Штейн снова вздохнул и, налив себе водки, залпом её выпил.
— Так я стал свидетелем убийства Антонии, и оно до сих пор тяготит мою совесть. Ведь я мог рассказать Мике, что видел, но не рискнул. Он бы мне не поверил, поэтому свидетельствовать против Эльжбеты было равносильно самоубийству. Короче, я струсил, и, в принципе, не жалею об этом. Все мы люди и боимся за свою шкуру.

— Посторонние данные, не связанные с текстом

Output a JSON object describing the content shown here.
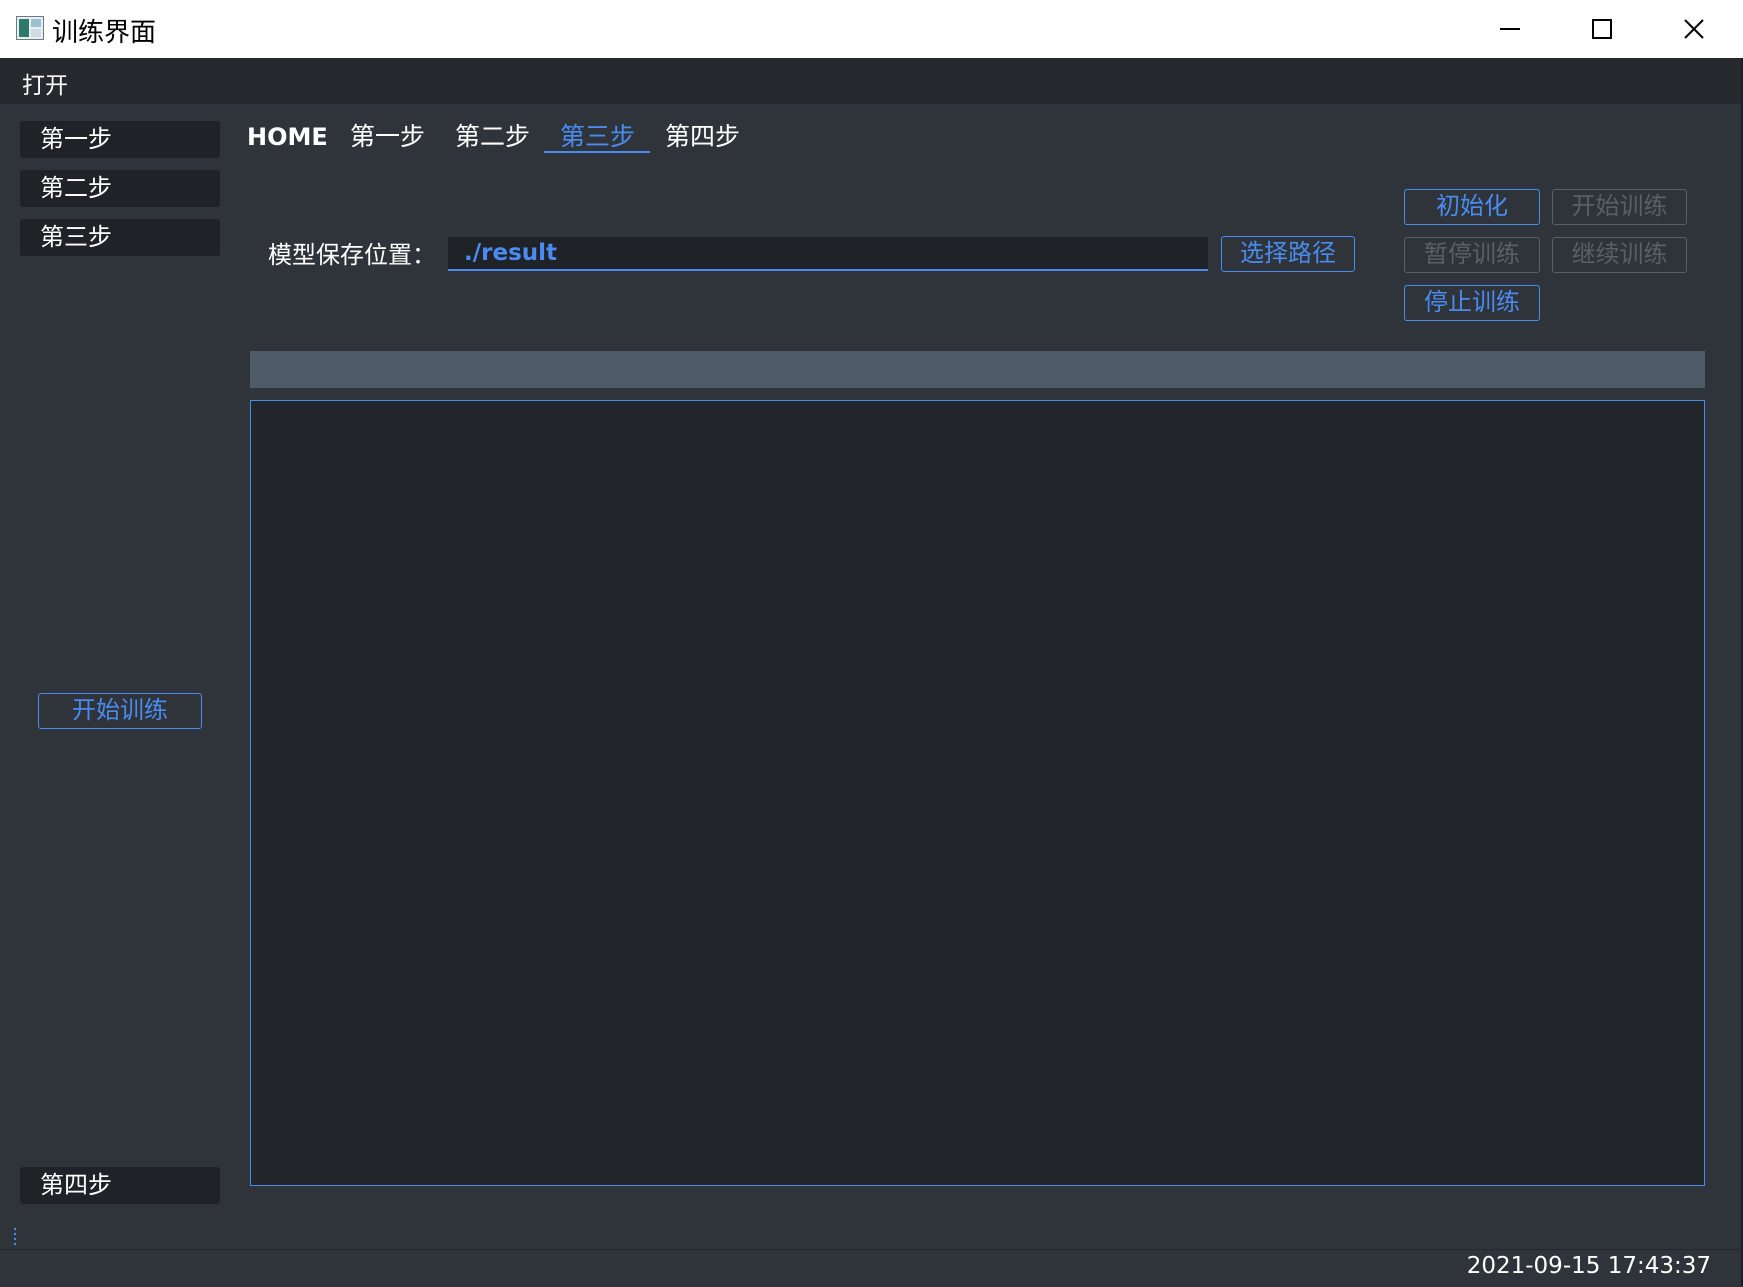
{
  "window": {
    "title": "训练界面"
  },
  "menubar": {
    "items": [
      {
        "label": "打开"
      }
    ]
  },
  "sidebar": {
    "items": [
      {
        "label": "第一步"
      },
      {
        "label": "第二步"
      },
      {
        "label": "第三步"
      }
    ],
    "start_button": "开始训练",
    "bottom_item": "第四步"
  },
  "tabs": {
    "items": [
      {
        "label": "HOME"
      },
      {
        "label": "第一步"
      },
      {
        "label": "第二步"
      },
      {
        "label": "第三步"
      },
      {
        "label": "第四步"
      }
    ],
    "active_index": 3
  },
  "save_path": {
    "label": "模型保存位置：",
    "value": "./result",
    "browse_button": "选择路径"
  },
  "controls": {
    "init": "初始化",
    "start": "开始训练",
    "pause": "暂停训练",
    "resume": "继续训练",
    "stop": "停止训练"
  },
  "progress": {
    "value": 0
  },
  "statusbar": {
    "datetime": "2021-09-15 17:43:37"
  },
  "colors": {
    "accent": "#4a8bf0",
    "background": "#2f343a",
    "disabled": "#5a5f66"
  }
}
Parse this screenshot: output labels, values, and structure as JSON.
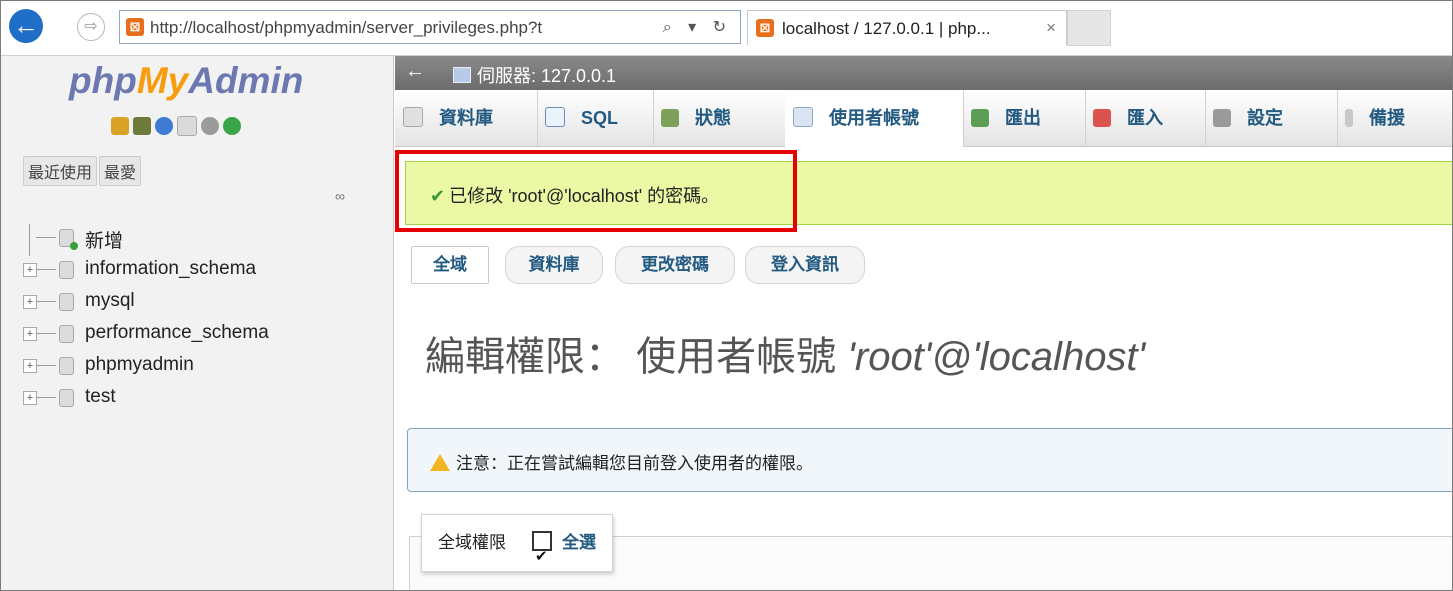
{
  "browser": {
    "url": "http://localhost/phpmyadmin/server_privileges.php?t",
    "tab_title": "localhost / 127.0.0.1 | php...",
    "tab_close": "×",
    "back": "←",
    "forward": "⇨",
    "search_refresh": "⌕ ▾ ↻",
    "favicon": "⊠"
  },
  "nav": {
    "logo": {
      "php": "php",
      "my": "My",
      "admin": "Admin"
    },
    "tabs": [
      "最近使用",
      "最愛"
    ],
    "link_icon": "∞",
    "tree": [
      {
        "label": "新增",
        "type": "new"
      },
      {
        "label": "information_schema",
        "type": "db"
      },
      {
        "label": "mysql",
        "type": "db"
      },
      {
        "label": "performance_schema",
        "type": "db"
      },
      {
        "label": "phpmyadmin",
        "type": "db"
      },
      {
        "label": "test",
        "type": "db"
      }
    ],
    "expander": "+"
  },
  "topbar": {
    "back": "←",
    "server": "伺服器: 127.0.0.1"
  },
  "menu": [
    {
      "label": "資料庫",
      "icon": "database-icon"
    },
    {
      "label": "SQL",
      "icon": "sql-icon"
    },
    {
      "label": "狀態",
      "icon": "status-icon"
    },
    {
      "label": "使用者帳號",
      "icon": "user-accounts-icon",
      "active": true
    },
    {
      "label": "匯出",
      "icon": "export-icon"
    },
    {
      "label": "匯入",
      "icon": "import-icon"
    },
    {
      "label": "設定",
      "icon": "settings-icon"
    },
    {
      "label": "備援",
      "icon": "replication-icon"
    }
  ],
  "success_message": {
    "check": "✔",
    "text": "已修改 'root'@'localhost' 的密碼。"
  },
  "subtabs": [
    "全域",
    "資料庫",
    "更改密碼",
    "登入資訊"
  ],
  "page_title": {
    "prefix": "編輯權限： 使用者帳號 ",
    "account": "'root'@'localhost'"
  },
  "notice": {
    "text": "注意：正在嘗試編輯您目前登入使用者的權限。"
  },
  "privileges": {
    "legend": "全域權限",
    "select_all": "全選",
    "checked": true
  },
  "colors": {
    "success_bg": "#ebf8a4",
    "highlight": "#e60000",
    "link": "#235a81"
  }
}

К тому же мне не хотелось повторить судьбу Антонии, а так оно и было бы, заикнись я о её убийстве.
— Не нужно оправдываться, Томас, — Рени погладила Штейна по рукаву. — Я видела, какие чудеса храбрости ты творил, казалось бы, в безвыходных ситуациях, поэтому я первая пристрелю того, кто обвинит тебя в трусости. Если ты отступил, значит, это была полностью проигрышная ситуация.
— Спасибо на добром слове, Кошка, — Штейн с благодарностью чмокнул Рени в висок. — Вот какого чёрта ты вышла за Палевского? Ведь я только собрался делать тебе предложение, как тут являешься ты с приглашением на свадьбу.
— Меньше нужно было варежку разевать, — улыбнулась Рени. — Вот Мика не стал ходить вокруг и около и сразу же вручил мне ключи от дома.
— Ну так я тоже тебе их вручал…
— Ага! После очередной попойки, с предложением прибраться в твоём свинюшнике.
— Да? Это я дал маху, — состроил Штейн огорчённую мину. — И что? Неужели ни разу не сделал тебе предложение?.. — спросил он и разочарованно хмыкнул: — Что, ни разочка? И даже по пьяни? А не врёшь? Обычно девицы утверждают, что я обещаю жениться по пять раз за вечер, но как только они добавляют фразу: «как честный человек», я сразу же просекаю, что это беспардонная ложь.